From a theoretical point of view, a thorough understanding of the suprathermal ion behavior would require direct access to their velocity distribution function but, experimentally, only indirect information can be gathered, mostly by means of spectroscopy measurements of the radiation arising from fast ion driven nuclear reactions. Examples are the suprathermal component of the neutron emission from the main fusion processes, or photons in the gamma-ray energy band from spontaneous interactions between the MeV ions and plasma impurities.

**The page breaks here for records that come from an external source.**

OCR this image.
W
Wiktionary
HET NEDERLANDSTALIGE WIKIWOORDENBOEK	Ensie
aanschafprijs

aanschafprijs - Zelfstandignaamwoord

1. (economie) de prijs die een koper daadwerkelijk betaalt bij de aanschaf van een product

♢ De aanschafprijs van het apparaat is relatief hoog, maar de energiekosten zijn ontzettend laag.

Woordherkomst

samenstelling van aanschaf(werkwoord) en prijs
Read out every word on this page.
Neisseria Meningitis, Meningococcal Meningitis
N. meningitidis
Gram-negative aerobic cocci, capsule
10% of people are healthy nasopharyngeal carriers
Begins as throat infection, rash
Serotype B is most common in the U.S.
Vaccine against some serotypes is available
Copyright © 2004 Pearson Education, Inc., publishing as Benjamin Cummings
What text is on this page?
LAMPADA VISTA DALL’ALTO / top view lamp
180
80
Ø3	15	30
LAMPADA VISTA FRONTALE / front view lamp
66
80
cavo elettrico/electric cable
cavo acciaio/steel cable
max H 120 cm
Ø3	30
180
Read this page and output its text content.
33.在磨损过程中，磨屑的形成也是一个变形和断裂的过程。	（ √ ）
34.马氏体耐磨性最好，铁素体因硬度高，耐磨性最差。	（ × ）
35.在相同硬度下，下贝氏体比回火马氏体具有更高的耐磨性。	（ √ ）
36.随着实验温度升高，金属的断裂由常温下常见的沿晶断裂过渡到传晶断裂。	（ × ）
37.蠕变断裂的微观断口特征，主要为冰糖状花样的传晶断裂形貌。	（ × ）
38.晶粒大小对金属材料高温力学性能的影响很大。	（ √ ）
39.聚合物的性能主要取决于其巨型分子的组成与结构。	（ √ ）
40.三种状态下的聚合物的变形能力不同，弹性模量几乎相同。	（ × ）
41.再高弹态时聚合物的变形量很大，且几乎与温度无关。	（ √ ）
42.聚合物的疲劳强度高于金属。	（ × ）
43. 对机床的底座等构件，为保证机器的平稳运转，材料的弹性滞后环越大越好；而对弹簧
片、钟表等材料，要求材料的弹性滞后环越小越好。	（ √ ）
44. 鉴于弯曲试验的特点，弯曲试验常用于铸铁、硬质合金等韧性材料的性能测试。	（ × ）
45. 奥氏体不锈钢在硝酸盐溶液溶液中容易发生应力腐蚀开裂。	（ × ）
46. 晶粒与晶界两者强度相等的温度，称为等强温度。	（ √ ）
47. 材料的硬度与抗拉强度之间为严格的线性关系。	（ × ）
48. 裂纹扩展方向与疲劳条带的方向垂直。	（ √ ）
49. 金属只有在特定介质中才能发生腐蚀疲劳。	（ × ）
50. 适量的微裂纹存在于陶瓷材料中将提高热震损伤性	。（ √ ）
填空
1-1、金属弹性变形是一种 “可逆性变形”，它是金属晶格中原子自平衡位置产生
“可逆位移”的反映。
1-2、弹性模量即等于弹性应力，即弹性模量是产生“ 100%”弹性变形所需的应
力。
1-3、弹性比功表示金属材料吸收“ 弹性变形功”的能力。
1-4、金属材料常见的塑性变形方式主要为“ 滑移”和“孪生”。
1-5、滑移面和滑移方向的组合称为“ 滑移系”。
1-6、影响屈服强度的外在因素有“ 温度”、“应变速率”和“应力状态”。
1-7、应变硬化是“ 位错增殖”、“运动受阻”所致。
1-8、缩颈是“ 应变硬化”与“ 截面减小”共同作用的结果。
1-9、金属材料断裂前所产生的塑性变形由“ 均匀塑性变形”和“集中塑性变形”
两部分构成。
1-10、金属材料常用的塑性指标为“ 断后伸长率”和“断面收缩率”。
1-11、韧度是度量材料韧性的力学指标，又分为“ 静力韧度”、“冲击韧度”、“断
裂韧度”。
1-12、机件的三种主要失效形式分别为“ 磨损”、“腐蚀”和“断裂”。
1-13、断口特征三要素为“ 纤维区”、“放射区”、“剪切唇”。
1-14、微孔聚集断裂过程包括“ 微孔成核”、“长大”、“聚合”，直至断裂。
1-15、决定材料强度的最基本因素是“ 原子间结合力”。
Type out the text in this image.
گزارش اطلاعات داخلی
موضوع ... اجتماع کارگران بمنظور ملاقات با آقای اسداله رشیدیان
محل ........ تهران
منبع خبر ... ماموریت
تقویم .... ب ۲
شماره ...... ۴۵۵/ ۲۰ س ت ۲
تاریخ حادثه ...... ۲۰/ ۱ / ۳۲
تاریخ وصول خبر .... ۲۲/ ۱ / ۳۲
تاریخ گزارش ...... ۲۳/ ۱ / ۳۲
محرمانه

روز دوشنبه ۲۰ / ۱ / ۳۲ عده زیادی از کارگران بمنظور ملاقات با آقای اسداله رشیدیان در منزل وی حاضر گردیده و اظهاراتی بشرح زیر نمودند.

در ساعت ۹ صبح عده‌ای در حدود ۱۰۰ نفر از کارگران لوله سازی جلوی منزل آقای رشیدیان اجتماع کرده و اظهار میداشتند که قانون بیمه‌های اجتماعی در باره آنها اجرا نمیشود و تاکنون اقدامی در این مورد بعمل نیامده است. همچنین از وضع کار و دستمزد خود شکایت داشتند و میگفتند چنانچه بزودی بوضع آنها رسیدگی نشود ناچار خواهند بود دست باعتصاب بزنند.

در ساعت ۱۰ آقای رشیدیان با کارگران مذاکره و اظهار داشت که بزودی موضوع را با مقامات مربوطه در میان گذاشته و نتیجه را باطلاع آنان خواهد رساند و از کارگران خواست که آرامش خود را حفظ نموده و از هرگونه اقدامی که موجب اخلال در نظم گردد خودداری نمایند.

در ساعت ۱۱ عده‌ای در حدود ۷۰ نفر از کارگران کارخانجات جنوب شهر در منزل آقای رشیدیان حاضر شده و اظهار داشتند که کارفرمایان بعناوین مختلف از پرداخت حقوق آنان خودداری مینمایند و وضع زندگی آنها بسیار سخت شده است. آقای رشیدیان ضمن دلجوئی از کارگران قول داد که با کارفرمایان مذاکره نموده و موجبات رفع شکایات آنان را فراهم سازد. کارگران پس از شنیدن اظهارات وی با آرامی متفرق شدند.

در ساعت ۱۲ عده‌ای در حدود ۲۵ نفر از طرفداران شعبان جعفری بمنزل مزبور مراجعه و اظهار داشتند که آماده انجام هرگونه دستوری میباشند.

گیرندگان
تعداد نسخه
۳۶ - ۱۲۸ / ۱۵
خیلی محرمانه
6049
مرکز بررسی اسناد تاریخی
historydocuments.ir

In order to build a bridge between experiments and theory, a new formalism, which makes use of so called “weight functions” in the velocity space, is emerging and is here presented in its application to studies of energetic ions in the MeV range. The weight function method can reveal which part of the whole velocity space contributes to events in a given channel of an arbitrary spectral measurement. The details of the weight functions depend on the diagnostic process, as well as on the angle of observation with respect to the magnetic field. In this way, fundamentally different diagnostic systems can be compared on an even ground, based on their velocity space interrogation capabilities. In their simplest application, when an “a priori” model of the fast ion distribution function is available, weight functions reveal how this is effectively weighted by the different systems, for example by highlighting principle differences between supposedly similar diagnostic methods. In its most advanced application, the formalism combines multiple diagnostic data to solve a tomographic problem in the velocity space. This is used to unravel the energy and pitch-angle resolved fast ion distribution function when the latter is not known beforehand. An illustration of both methods with applications to nuclear data from present day high performance tokamaks is here presented.